What does not survive is the framing. The conversation in which an IT firm presents itself as your AI partner — using a bundled productivity tool as the proof — has just become much harder to sustain. The proof is now contingent on a paid licence. The bundled story is gone. What is left underneath, in most cases, is a productivity layer that improves how individuals draft things — not a commercial layer that runs the work of getting clients, keeping them, and growing the relationship.

That gap was always there. The April licensing change just made it visible.

What the Question Actually Is

If your business has been told that its AI strategy is in place because your IT provider has activated Copilot, this is a useful week to ask a more specific question. Not “are we using AI” — the answer to that is almost certainly yes in some form. The better question is: what specific commercial work is being done in our business by a system that is not someone we hired and not a tool we have to remember to use?

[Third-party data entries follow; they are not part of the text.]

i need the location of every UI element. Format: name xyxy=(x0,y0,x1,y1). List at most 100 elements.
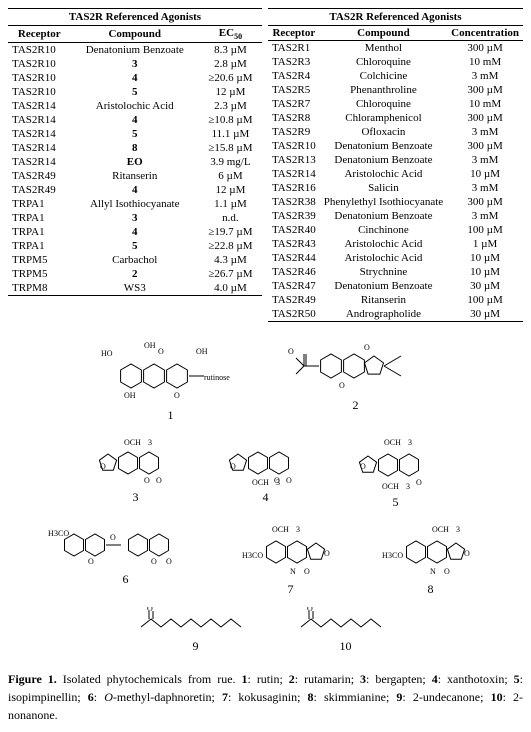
col-header: Receptor xyxy=(8,26,71,43)
svg-text:O: O xyxy=(166,557,172,566)
table-cell: 4 xyxy=(71,225,199,239)
table-row: TRPA13n.d. xyxy=(8,211,262,225)
svg-text:CO: CO xyxy=(252,551,263,560)
structure-label: 9 xyxy=(193,639,199,654)
table-cell: 8 xyxy=(71,141,199,155)
left-table: ReceptorCompoundEC50 TAS2R10Denatonium B… xyxy=(8,26,262,296)
svg-text:O: O xyxy=(144,476,150,485)
svg-text:O: O xyxy=(360,462,366,471)
table-cell: TAS2R49 xyxy=(8,183,71,197)
svg-text:O: O xyxy=(364,343,370,352)
table-cell: 3 mM xyxy=(447,209,523,223)
table-cell: 300 µM xyxy=(447,139,523,153)
right-table: ReceptorCompoundConcentration TAS2R1Ment… xyxy=(268,26,523,322)
table-row: TAS2R44Aristolochic Acid10 µM xyxy=(268,251,523,265)
structure-label: 8 xyxy=(428,582,434,597)
table-cell: 300 µM xyxy=(447,41,523,56)
table-cell: Carbachol xyxy=(71,253,199,267)
table-cell: TAS2R50 xyxy=(268,307,320,322)
svg-text:OCH: OCH xyxy=(272,525,289,534)
svg-text:CO: CO xyxy=(58,529,69,538)
table-cell: 100 µM xyxy=(447,223,523,237)
table-cell: 2.3 µM xyxy=(199,99,262,113)
table-cell: 4 xyxy=(71,183,199,197)
table-row: TAS2R148≥15.8 µM xyxy=(8,141,262,155)
table-cell: TAS2R49 xyxy=(8,169,71,183)
table-cell: 5 xyxy=(71,85,199,99)
svg-text:3: 3 xyxy=(408,438,412,447)
svg-text:O: O xyxy=(444,567,450,576)
table-row: TAS2R39Denatonium Benzoate3 mM xyxy=(268,209,523,223)
structure-2: OOO2 xyxy=(276,336,436,423)
svg-text:OH: OH xyxy=(196,347,208,356)
structure-8: OCH3H3CONOO8 xyxy=(376,520,486,597)
table-cell: 300 µM xyxy=(447,111,523,125)
table-cell: 100 µM xyxy=(447,293,523,307)
table-cell: TAS2R38 xyxy=(268,195,320,209)
structure-5: OCH3OCH3OO5 xyxy=(346,433,446,510)
table-cell: TAS2R13 xyxy=(268,153,320,167)
table-cell: 3 xyxy=(71,211,199,225)
svg-text:OCH: OCH xyxy=(252,478,269,487)
table-cell: 6 µM xyxy=(199,169,262,183)
table-cell: 4 xyxy=(71,113,199,127)
table-cell: 10 µM xyxy=(447,265,523,279)
table-cell: 3 mM xyxy=(447,181,523,195)
table-cell: 12 µM xyxy=(199,183,262,197)
structure-row: O9O10 xyxy=(131,607,401,654)
table-row: TAS2R104≥20.6 µM xyxy=(8,71,262,85)
structure-3: OCH3OOO3 xyxy=(86,433,186,510)
structure-label: 10 xyxy=(340,639,352,654)
table-cell: TRPM8 xyxy=(8,281,71,296)
table-row: TAS2R1032.8 µM xyxy=(8,57,262,71)
table-row: TRPA15≥22.8 µM xyxy=(8,239,262,253)
table-row: TRPM52≥26.7 µM xyxy=(8,267,262,281)
table-row: TAS2R50Andrographolide30 µM xyxy=(268,307,523,322)
table-cell: Denatonium Benzoate xyxy=(320,279,447,293)
table-row: TAS2R49412 µM xyxy=(8,183,262,197)
table-row: TAS2R40Cinchinone100 µM xyxy=(268,223,523,237)
svg-text:3: 3 xyxy=(148,438,152,447)
figure-caption: Figure 1. Isolated phytochemicals from r… xyxy=(8,670,523,724)
structure-4: OOOOCH34 xyxy=(216,433,316,510)
table-cell: TRPA1 xyxy=(8,225,71,239)
table-cell: 8.3 µM xyxy=(199,43,262,58)
table-cell: 300 µM xyxy=(447,195,523,209)
svg-text:O: O xyxy=(288,347,294,356)
table-cell: Phenylethyl Isothiocyanate xyxy=(320,195,447,209)
table-row: TAS2R49Ritanserin6 µM xyxy=(8,169,262,183)
table-cell: ≥15.8 µM xyxy=(199,141,262,155)
svg-text:O: O xyxy=(158,347,164,356)
svg-text:O: O xyxy=(230,462,236,471)
table-cell: TAS2R7 xyxy=(268,97,320,111)
svg-text:O: O xyxy=(307,607,313,613)
table-cell: TAS2R14 xyxy=(8,99,71,113)
table-row: TAS2R5Phenanthroline300 µM xyxy=(268,83,523,97)
table-cell: ≥22.8 µM xyxy=(199,239,262,253)
table-cell: TAS2R3 xyxy=(268,55,320,69)
table-cell: 10 mM xyxy=(447,97,523,111)
table-cell: TAS2R39 xyxy=(268,209,320,223)
svg-text:OH: OH xyxy=(144,341,156,350)
table-cell: 1.1 µM xyxy=(199,197,262,211)
svg-text:OCH: OCH xyxy=(124,438,141,447)
table-cell: TAS2R49 xyxy=(268,293,320,307)
table-cell: Strychnine xyxy=(320,265,447,279)
table-cell: ≥19.7 µM xyxy=(199,225,262,239)
table-cell: Phenanthroline xyxy=(320,83,447,97)
structure-label: 4 xyxy=(263,490,269,505)
left-table-wrap: TAS2R Referenced Agonists ReceptorCompou… xyxy=(8,8,262,322)
svg-text:rutinose: rutinose xyxy=(204,373,230,382)
structure-row: H3COOOOO6OCH3H3CONOO7OCH3H3CONOO8 xyxy=(46,520,486,597)
col-header: Receptor xyxy=(268,26,320,41)
col-header: EC50 xyxy=(199,26,262,43)
svg-text:O: O xyxy=(464,549,470,558)
table-cell: TRPM5 xyxy=(8,253,71,267)
table-row: TAS2R10Denatonium Benzoate8.3 µM xyxy=(8,43,262,58)
structure-7: OCH3H3CONOO7 xyxy=(236,520,346,597)
table-row: TAS2R1Menthol300 µM xyxy=(268,41,523,56)
structure-row: OCH3OOO3OOOOCH34OCH3OCH3OO5 xyxy=(86,433,446,510)
table-cell: TAS2R14 xyxy=(8,127,71,141)
table-row: TRPM5Carbachol4.3 µM xyxy=(8,253,262,267)
table-cell: Denatonium Benzoate xyxy=(320,153,447,167)
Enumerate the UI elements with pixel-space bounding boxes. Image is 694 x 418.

Most SMEs cannot answer that question, because no system in their business is yet doing commercial work in that mode. The standard answer is some combination of “we use AI to write things faster” and “our IT provider set up Copilot.” Both can be true. Neither is a system running commercial operations.

The work of building one is a different discipline to the work of reselling vendor licences. It requires sitting with the actual workflow — the inbox, the pipeline, the follow-up gaps, the referral handoffs that go cold — and designing intelligence around that. It is closer in shape to building a managed service than to switching on a feature. The people qualified to do it tend to have spent meaningful time on the marketing and sales side of an SME, not just on the infrastructure underneath it.

That is the gap V8 was built to occupy. Not because vendor AI is bad — it is fine, often genuinely useful inside the tools where it lives — but because the layer where vendor AI sits is not where SMEs are losing time, missing leads, and watching opportunities go quiet. That layer is somewhere else, and it needs a different kind of system, built by people whose domain is commercial operations rather than software resale.

When the April change rolls through the remaining tenant cohorts in the coming weeks, the conversation between SME owners and their IT providers is going to shift. Some IT firms will handle it well — sharpen their proposition, narrow their AI claims to the infrastructure layer where they have actual depth, and refer the commercial side to someone whose discipline that is. Others will keep the AI-partner framing alive on increasingly thin ground. The owners who use this moment to ask the more specific question will be in a different position six months from now than the owners who do not.

The repricing is the prompt. The question is whether the AI in your business does work you would otherwise have to do yourself — or whether it is a logo on a screen that just got more expensive to keep there.